Given two groups are to march in same number of column then maximum number of columns will be Highest Common Factor between two 
groups ie HCF(616,32) 

Finding HCF(616,32) 
——————— 
Divisor=32,Dividend=616,quotient=616/32=19 
Euclid’s Div. Algo: 616=32*19+8 
Remainder = 8(!=0), again Apply Division lemma 

Divisor=8,Dividend=32,Quotient=32/8=4 
Euclid’s Div.

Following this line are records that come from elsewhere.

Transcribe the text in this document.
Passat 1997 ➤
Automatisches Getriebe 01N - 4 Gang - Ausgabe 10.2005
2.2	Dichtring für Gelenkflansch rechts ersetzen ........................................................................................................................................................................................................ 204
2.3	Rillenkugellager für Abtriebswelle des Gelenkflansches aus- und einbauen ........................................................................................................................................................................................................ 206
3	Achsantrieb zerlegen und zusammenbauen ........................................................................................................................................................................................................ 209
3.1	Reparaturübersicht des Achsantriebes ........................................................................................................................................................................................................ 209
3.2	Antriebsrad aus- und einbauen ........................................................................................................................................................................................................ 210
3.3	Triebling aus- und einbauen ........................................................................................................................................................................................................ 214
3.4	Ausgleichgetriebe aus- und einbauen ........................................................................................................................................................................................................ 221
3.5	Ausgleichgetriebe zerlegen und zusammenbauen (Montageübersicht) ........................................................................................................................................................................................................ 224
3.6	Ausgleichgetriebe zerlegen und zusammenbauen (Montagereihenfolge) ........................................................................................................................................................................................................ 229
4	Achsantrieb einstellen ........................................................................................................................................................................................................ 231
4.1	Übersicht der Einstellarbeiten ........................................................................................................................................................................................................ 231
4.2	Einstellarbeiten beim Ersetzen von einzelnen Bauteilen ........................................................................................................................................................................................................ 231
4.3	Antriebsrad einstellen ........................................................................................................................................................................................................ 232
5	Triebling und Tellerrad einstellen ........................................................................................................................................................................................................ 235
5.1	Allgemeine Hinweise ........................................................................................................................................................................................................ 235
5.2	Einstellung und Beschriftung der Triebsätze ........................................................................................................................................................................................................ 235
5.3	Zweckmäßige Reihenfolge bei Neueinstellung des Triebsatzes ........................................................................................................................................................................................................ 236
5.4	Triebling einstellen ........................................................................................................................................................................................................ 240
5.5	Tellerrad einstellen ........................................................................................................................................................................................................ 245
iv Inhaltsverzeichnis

Algo: 32=8*4+0 
Remainder = 0,We have to stop here 
HCF(616,32)=8 

Therefore, Maximum Number of Columns Will be 8 in which Both groups can march

Let x be any positive integer, And y=3, 
As per Euclid’s Div algo. x=3q+r;q>=0 && 0 <= r < 3 => r=(0,1,2) 

If r=0: x=3q 
Squaring both sides: x² =3*3*q² 
let assume m1=3q² ,Here m1 will be any positive integer because q>=0. 
=>x²=3m1 
if r=1: x=3q+1 
Squaring both sides:x² =(3q+1)² 
=>x² =3(3q² + 2q)+1 
let assume m2=3q²+2q 
=> x² = 3m2 + 1 ,Here m2 will be any positive integer because q>=0. 
if r=2 : x=3q+2 
Squaring both sides:x² =(3q+2)² 
=>x² =3(3q² + 4q+1)+1 
let assume m3=3q²+4q+1 
=> x² = 3m3 + 1 ,Here m3 will be any positive integer because q>=0. 
Since m1,m2,m3 are positive integer ,therefore we can Conclude that x²=3m or 3m+1 ,Where m is some integer. 
This proved that the square of any positive integer(x) is either of the form 3m or 3m + 1 for some integer m

Let x be any positive integer, and y=3 
As per Euclid’s Div algo. x=3q+r; q>=0 && 0 <= r < 3 => r=(0,1,2) 

if r=0: x=3q 
Cubing both sides: x³ =9*3*q³ 
let assume m1=3q³ ,Here m1 will be any positive integer because q>=0. 
=>x2=9m1 
if r=1: x=3q+1 
Cubing both sides: x³ =(3q+1)³ 
=>x³ =9(3q³+3q²+q)+1 
Let assume m2=3q³+3q²+q 
=> x³ = 9m2 + 1 ,Here m2 will be any positive integer because q>=0. 
if r=2 : x=3q+2 
Cubing both sides: x³ =(3q+2)³ 
=>x³ =9(3q³ + 6q²+4q)+8 
let assume m3=3q³+6q²+4q 
=> x³ = 9m3 + 8 ,Here m3 will be any positive integer because q>=0. 
Since m1,m2,m3 are positive integer ,therefore we can Conclude that x³=9m,9m+1 or 3m+8, where m is some integer. 
This proved that the cube of any positive integer is of the form 9m, 9m + 1 or 9m + 8.